Подумав так, я бросился к окнам и задернул шторы, ругая себя, что не сделал этого раньше. Жаль, они у меня не шторы, одно название, полупрозрачная кисея. Силуэт все равно будет видно. Но уж если палить снаружи, ориентируясь на него, за счет искажения можно и промахнуться. Уже неплохое подспорье.
Задергивая занавесь, я вспоминал лихорадочно – запер ли дверь или оставил на случай, если вынудят стремительно ретироваться. Проверил: нет, все нормально, граница на замке. Так что поживем пока.
Но чтоб пожить, нужен пусть плохонький, но план на первое время. Допустим, можно, как и собирался, вызвать милицию. Но в этом случае неприятностей скорее прибавится. Да и что я им скажу? Тело моей гостьи исчезло. Но даже если объявится вдруг, как давешний шустрый зомби, вряд ли сыграет в мою пользу.
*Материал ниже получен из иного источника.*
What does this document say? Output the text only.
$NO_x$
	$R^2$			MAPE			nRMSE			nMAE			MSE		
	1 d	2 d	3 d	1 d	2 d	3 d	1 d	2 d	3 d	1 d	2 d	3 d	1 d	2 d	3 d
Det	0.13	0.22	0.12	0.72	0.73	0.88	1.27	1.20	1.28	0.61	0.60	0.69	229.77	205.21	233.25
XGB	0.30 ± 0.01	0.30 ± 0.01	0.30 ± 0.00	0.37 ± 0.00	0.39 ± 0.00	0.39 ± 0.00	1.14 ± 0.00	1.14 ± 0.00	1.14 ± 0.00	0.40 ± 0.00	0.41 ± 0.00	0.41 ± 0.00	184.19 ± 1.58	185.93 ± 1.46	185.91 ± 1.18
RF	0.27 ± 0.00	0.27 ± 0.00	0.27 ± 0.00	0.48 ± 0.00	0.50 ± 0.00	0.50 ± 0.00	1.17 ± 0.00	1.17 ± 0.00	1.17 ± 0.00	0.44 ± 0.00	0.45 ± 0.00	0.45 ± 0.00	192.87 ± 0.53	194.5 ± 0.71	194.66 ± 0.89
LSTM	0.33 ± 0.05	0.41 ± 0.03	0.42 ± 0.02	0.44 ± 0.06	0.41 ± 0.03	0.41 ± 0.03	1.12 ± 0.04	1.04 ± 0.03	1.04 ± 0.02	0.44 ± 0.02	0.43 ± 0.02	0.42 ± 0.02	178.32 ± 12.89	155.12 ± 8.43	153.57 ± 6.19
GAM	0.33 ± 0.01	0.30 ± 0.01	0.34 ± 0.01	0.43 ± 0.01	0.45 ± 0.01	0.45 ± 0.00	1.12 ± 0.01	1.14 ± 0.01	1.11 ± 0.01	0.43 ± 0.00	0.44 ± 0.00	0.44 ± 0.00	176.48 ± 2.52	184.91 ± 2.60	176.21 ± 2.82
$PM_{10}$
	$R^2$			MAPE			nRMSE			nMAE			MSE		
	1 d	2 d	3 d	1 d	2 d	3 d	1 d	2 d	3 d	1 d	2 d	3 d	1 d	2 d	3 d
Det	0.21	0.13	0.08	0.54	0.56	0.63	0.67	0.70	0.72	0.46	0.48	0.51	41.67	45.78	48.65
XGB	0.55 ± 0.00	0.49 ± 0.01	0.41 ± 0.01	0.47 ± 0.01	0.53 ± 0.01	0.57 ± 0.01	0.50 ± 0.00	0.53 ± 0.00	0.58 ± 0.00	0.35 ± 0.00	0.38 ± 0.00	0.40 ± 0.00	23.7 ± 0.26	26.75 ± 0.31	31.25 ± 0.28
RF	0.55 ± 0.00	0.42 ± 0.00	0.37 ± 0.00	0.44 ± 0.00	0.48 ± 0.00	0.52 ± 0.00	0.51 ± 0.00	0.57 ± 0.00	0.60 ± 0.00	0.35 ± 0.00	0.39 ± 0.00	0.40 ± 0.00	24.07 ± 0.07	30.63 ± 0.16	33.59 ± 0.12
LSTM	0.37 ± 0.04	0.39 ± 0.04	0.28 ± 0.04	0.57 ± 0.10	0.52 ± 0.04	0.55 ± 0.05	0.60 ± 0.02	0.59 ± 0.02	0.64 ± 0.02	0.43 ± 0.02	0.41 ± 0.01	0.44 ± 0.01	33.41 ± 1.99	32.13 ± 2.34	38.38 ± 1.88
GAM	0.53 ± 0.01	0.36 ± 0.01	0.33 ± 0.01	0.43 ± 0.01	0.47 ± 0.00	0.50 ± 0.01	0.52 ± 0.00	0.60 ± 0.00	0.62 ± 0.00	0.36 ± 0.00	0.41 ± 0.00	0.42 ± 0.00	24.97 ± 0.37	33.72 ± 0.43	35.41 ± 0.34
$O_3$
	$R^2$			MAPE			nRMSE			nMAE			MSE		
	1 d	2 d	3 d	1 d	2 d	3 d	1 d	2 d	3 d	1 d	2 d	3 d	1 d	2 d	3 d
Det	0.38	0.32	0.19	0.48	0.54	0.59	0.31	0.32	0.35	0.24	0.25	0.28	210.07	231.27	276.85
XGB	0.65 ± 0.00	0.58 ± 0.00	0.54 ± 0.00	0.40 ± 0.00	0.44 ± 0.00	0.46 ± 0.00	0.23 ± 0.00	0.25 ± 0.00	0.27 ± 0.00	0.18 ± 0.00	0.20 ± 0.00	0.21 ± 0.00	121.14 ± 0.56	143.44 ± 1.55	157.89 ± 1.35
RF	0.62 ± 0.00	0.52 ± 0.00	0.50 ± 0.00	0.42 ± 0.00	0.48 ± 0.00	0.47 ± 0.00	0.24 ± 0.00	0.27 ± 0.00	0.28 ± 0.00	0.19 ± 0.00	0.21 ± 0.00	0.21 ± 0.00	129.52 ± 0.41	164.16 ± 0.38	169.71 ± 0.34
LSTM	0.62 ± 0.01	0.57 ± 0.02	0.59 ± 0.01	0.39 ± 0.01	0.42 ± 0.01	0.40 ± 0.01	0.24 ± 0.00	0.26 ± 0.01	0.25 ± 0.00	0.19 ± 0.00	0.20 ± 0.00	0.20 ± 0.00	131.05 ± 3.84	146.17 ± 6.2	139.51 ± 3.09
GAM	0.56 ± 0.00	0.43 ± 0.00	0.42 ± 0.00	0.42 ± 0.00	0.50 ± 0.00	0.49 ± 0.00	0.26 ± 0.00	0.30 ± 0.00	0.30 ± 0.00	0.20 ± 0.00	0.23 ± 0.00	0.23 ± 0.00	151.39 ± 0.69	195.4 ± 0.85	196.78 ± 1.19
Ведь Машу в округе знаю только я. На камерах в аэропорту, магазине и вообще по городу тоже моя физиономия. Поэтому я автоматически становлюсь главным подозреваемым. Должны арестовать – арестуют. И что-то мне подсказывало, если тип в маске захочет завершить недоделанное, его мой арест не остановит. Машу же вот, фигурально выражаясь, нашли у черта на куличках. Другими словами, позвонить в милицию сейчас значило то же самое, что и собственноручно приковать себя к столбу на центральной площади города: кому буду нужен – приходи, пользуйся!